Objectives: we wished to evaluate if a nematode infection influenced IgE sensitization and allergic reactions to house dust mites in an experimental atopic dog model.
Methods: Twelve 10-week-old beagles were included: six of them were inoculated orally withToxocara canis (Tc) while six served as non-infected. Tc-specific IgE and IgG against Tc L3 E/S antigen (TcE/S antigen) were measured before and after Tc infection. All twelve dogs were sensitized epicutaneously to Dermatophagoides farinae (Df) house dust mites and then challenged twice epicutaneously with the mite. Total IgE and Df-specific IgE were measured before/after sensitization and after challenge. Local skin lesion scores were assessed before/after sensitization and after challenge while the duration of pruritus manifestations was measured by video after the second challenge.

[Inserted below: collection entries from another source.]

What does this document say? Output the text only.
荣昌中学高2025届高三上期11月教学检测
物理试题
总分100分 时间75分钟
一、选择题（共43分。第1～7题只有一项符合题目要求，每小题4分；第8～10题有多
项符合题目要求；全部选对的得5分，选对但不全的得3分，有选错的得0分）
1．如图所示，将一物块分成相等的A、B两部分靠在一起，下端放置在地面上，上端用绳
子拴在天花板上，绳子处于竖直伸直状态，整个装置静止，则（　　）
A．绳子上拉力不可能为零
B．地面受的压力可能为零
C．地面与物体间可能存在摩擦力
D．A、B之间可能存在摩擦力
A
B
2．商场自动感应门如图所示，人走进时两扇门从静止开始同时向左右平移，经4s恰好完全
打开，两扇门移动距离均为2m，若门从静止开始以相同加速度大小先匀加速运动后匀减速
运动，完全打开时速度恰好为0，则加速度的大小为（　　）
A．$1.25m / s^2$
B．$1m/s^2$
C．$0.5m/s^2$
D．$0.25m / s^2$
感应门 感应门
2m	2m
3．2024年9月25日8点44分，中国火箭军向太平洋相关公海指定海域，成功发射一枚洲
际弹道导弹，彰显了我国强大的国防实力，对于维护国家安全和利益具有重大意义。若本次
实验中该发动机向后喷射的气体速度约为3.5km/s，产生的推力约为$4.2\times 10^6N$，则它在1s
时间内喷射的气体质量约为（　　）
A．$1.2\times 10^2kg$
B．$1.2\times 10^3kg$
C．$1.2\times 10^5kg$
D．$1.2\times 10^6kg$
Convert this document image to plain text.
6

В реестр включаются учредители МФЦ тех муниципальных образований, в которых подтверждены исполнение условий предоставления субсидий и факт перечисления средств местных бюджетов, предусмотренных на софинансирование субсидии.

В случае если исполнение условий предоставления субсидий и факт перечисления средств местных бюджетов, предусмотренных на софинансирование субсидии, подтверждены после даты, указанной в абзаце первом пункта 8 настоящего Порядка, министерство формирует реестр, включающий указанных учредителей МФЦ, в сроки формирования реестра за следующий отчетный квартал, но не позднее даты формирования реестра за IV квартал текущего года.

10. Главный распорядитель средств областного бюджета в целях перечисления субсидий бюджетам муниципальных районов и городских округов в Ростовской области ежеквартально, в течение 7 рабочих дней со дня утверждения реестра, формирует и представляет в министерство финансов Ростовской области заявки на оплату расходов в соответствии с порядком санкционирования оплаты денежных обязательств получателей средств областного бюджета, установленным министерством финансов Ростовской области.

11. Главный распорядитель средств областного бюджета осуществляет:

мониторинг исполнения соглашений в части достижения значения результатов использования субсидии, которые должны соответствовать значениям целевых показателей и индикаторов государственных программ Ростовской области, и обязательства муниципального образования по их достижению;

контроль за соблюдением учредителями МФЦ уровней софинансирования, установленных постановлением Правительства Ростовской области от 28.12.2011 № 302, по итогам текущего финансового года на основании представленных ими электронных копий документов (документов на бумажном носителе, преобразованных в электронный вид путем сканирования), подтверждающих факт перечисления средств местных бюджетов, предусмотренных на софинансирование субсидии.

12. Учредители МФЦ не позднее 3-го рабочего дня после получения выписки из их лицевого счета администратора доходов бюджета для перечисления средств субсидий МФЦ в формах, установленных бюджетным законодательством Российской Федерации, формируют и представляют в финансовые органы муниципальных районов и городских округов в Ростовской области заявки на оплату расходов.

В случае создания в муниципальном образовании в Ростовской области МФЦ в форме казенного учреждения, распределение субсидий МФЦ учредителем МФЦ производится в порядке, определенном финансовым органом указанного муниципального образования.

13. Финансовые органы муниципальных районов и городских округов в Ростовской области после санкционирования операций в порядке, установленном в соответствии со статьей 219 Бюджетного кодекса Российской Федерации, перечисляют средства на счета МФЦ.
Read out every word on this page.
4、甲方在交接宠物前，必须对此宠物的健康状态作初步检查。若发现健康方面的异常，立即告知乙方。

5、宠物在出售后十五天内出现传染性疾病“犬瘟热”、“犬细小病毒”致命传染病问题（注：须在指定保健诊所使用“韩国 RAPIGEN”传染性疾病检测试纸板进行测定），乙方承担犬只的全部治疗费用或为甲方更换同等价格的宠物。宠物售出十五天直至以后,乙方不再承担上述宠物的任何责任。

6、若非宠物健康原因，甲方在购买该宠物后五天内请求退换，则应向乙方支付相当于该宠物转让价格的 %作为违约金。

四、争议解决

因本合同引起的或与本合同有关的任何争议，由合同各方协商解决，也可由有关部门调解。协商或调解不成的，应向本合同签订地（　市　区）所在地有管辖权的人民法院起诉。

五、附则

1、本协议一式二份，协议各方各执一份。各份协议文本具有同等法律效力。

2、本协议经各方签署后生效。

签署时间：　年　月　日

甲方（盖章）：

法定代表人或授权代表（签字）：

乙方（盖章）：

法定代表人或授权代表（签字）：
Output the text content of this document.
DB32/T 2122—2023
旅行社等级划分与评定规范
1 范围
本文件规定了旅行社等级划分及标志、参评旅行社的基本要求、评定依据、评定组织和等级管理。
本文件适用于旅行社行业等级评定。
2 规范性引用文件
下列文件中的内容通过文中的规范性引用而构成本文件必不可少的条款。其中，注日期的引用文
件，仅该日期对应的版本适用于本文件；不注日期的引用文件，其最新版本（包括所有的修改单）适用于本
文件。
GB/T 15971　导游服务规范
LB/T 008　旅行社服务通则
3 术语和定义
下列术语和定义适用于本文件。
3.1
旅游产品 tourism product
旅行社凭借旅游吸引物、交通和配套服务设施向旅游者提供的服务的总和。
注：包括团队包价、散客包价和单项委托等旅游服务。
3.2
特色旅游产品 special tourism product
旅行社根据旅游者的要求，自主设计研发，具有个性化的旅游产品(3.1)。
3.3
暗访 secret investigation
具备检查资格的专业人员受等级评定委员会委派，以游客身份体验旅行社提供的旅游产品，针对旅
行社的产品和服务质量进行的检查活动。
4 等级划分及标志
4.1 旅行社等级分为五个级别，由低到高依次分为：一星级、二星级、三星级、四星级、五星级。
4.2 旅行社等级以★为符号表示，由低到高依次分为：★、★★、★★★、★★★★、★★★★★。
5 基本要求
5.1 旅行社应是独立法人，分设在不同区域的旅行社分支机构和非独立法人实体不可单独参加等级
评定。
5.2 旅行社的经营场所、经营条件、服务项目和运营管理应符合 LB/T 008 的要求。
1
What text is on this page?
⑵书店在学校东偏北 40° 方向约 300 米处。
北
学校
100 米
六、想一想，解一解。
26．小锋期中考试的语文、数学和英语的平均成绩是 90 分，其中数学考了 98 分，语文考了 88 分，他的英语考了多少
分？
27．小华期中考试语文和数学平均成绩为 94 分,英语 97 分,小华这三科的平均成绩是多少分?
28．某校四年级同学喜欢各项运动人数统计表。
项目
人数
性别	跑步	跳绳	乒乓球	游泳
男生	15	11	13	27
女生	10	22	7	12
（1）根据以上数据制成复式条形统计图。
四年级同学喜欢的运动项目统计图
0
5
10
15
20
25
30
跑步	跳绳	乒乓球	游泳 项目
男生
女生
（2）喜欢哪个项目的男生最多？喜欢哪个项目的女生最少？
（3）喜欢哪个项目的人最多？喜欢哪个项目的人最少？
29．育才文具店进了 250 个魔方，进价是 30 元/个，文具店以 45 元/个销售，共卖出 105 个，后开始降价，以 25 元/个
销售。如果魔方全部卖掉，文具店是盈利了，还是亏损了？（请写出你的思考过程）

Results: Toxocara canis -infected dogs exhibited higher levels of IgG and IgE levels against Tc, Df-specific IgE, total IgE but lower skin lesion scores and pruritus durations after challenge, compared to dogs not infested with this nematode.
Conclusion & clinical relevance: These observations suggest that a Tc infection increases the sensitization to Df in dogs. The possible protective effect against Df-induced clinical signs after allergen challenge should be confirmed in larger studies.